Techstrong Survey Report on Production Change Tracking
Production Change Tracking on the Rise
Production change tracking is the missing component of observability within most organizations, but it’s just a matter of time before a majority of organizations centralize production changes for real-time troubleshooting. Whether it’s the opportunity cost of time spent troubleshooting or lost revenue, downtime incurs both direct and indirect costs. DevOps environments are complicated and troubleshooting still take up a significant portion of engineering time. And this “troubleshooting tax” actually gets higher with more advanced DevOp processes like continuous deployment.

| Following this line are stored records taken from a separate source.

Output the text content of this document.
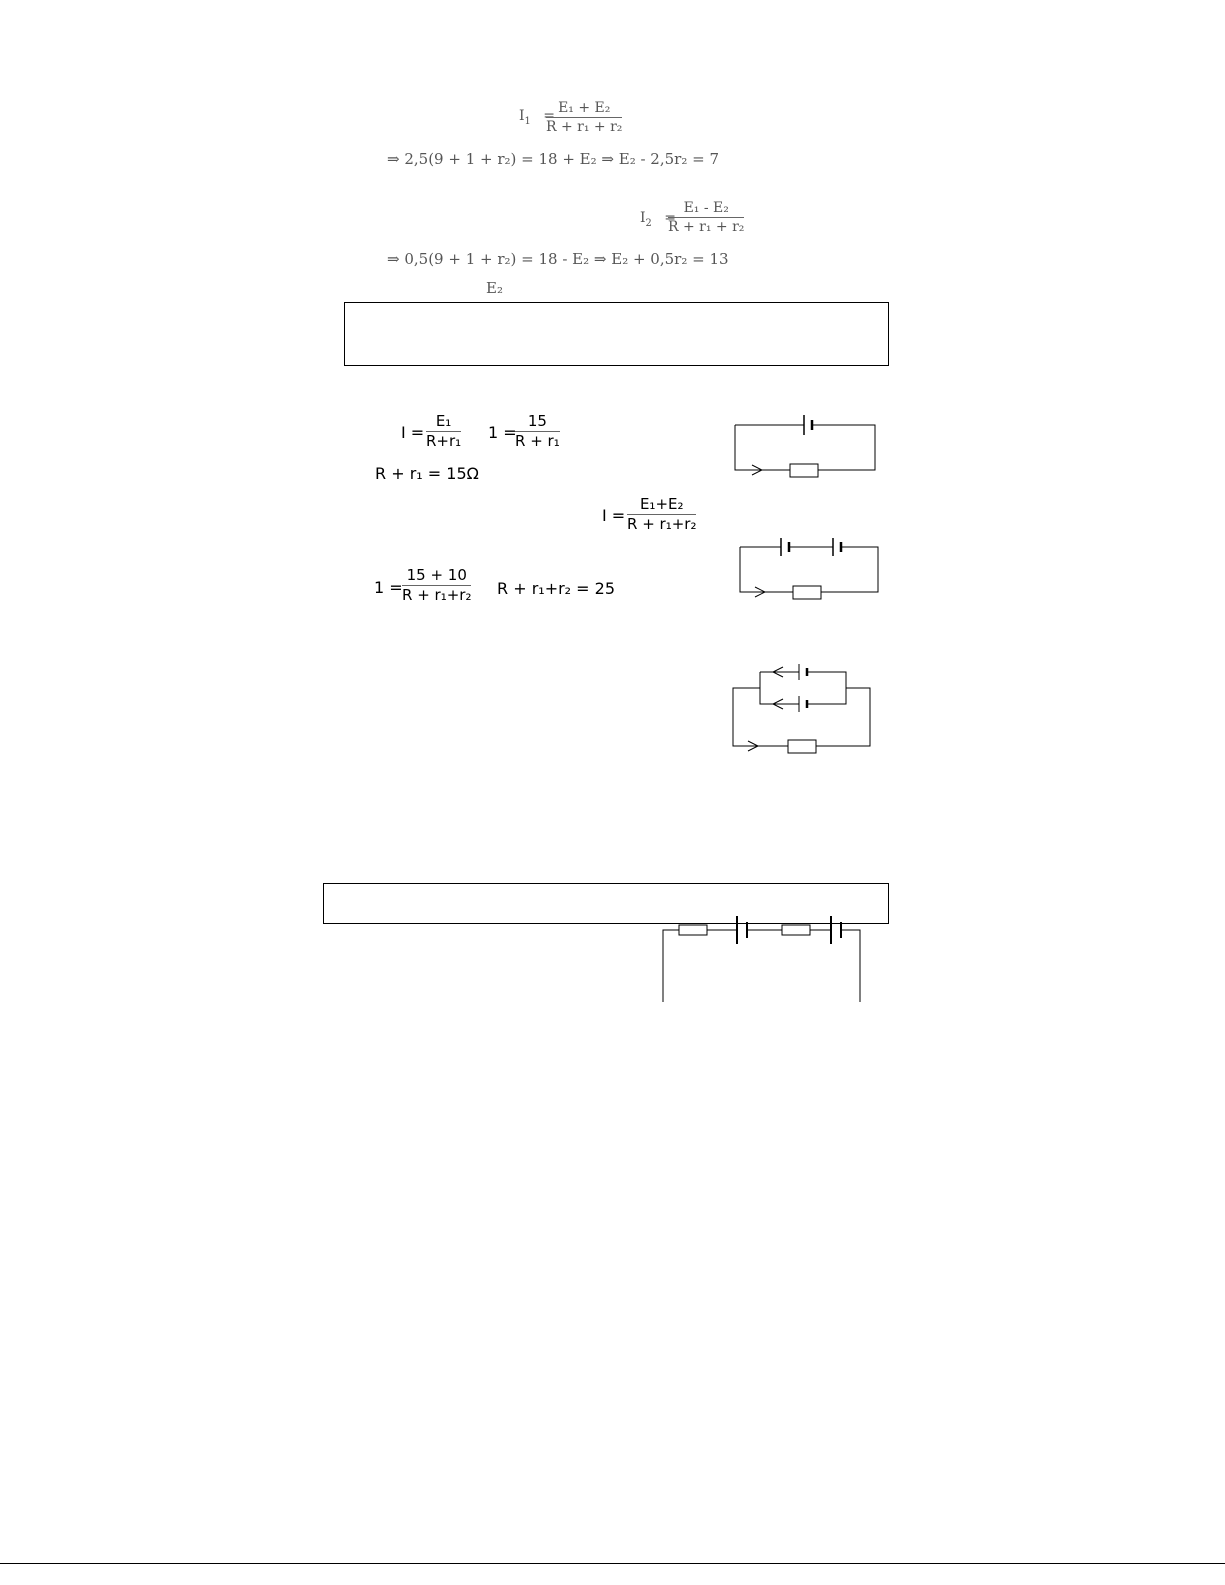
$I_1$ =
$\frac{\text{E₁ + E₂}}{\text{R + r₁ + r₂}}$
⇒ 2,5(9 + 1 + r₂) = 18 + E₂ ⇒ E₂ - 2,5r₂ = 7
$I_2$ =
$\frac{\text{E₁ - E₂}}{\text{R + r₁ + r₂}}$
⇒ 0,5(9 + 1 + r₂) = 18 - E₂ ⇒ E₂ + 0,5r₂ = 13
E₂
$I = \frac{\text{E₁}}{\text{R+r₁}} 1$ =
$\frac{15}{\text{R + r₁}}$
R + r₁ = 15Ω
$I = \frac{\text{E₁+E₂}}{\text{R + r₁+r₂}}$
$1 = \frac{15 + 10}{\text{R + r₁+r₂}}$ R + r₁+r₂ = 25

For all their benefits, DevOps and deployment frequency increase problem diagnosis and resolution complexity. The typical approach to troubleshooting – leveraging centralized observability data – may not catch the root cause of most problems – a code or configuration change. By only relying on observability data, DevOps teams miss a key opportunity to pinpoint issues faster.
“Change data, automation and analysis must be integrated into DevOps workflows to avoid data silos and to keep pace with delivery demands placed upon software and operations teams.” – Techstrong Group
Outlook for Better Observability
A recent study by Techstrong Research surveyed their community of DevOps, cloud-native, cybersecurity and digital transformation professionals in order to gain insight into:
- Current development and observability practices
- The integration of production change tracking into DevOps pipelines
- The future plans and outlook for better observability
While most organizations are not centralizing production change tracking and integrating it into DevOps workflows, many are heading in that direction. If 76% of all performance problems can eventually be traced back to changes in the environment and most downtimes are spent looking for the change culprit, it’s time to connect the dots and track changes and relationships to troubleshoot better.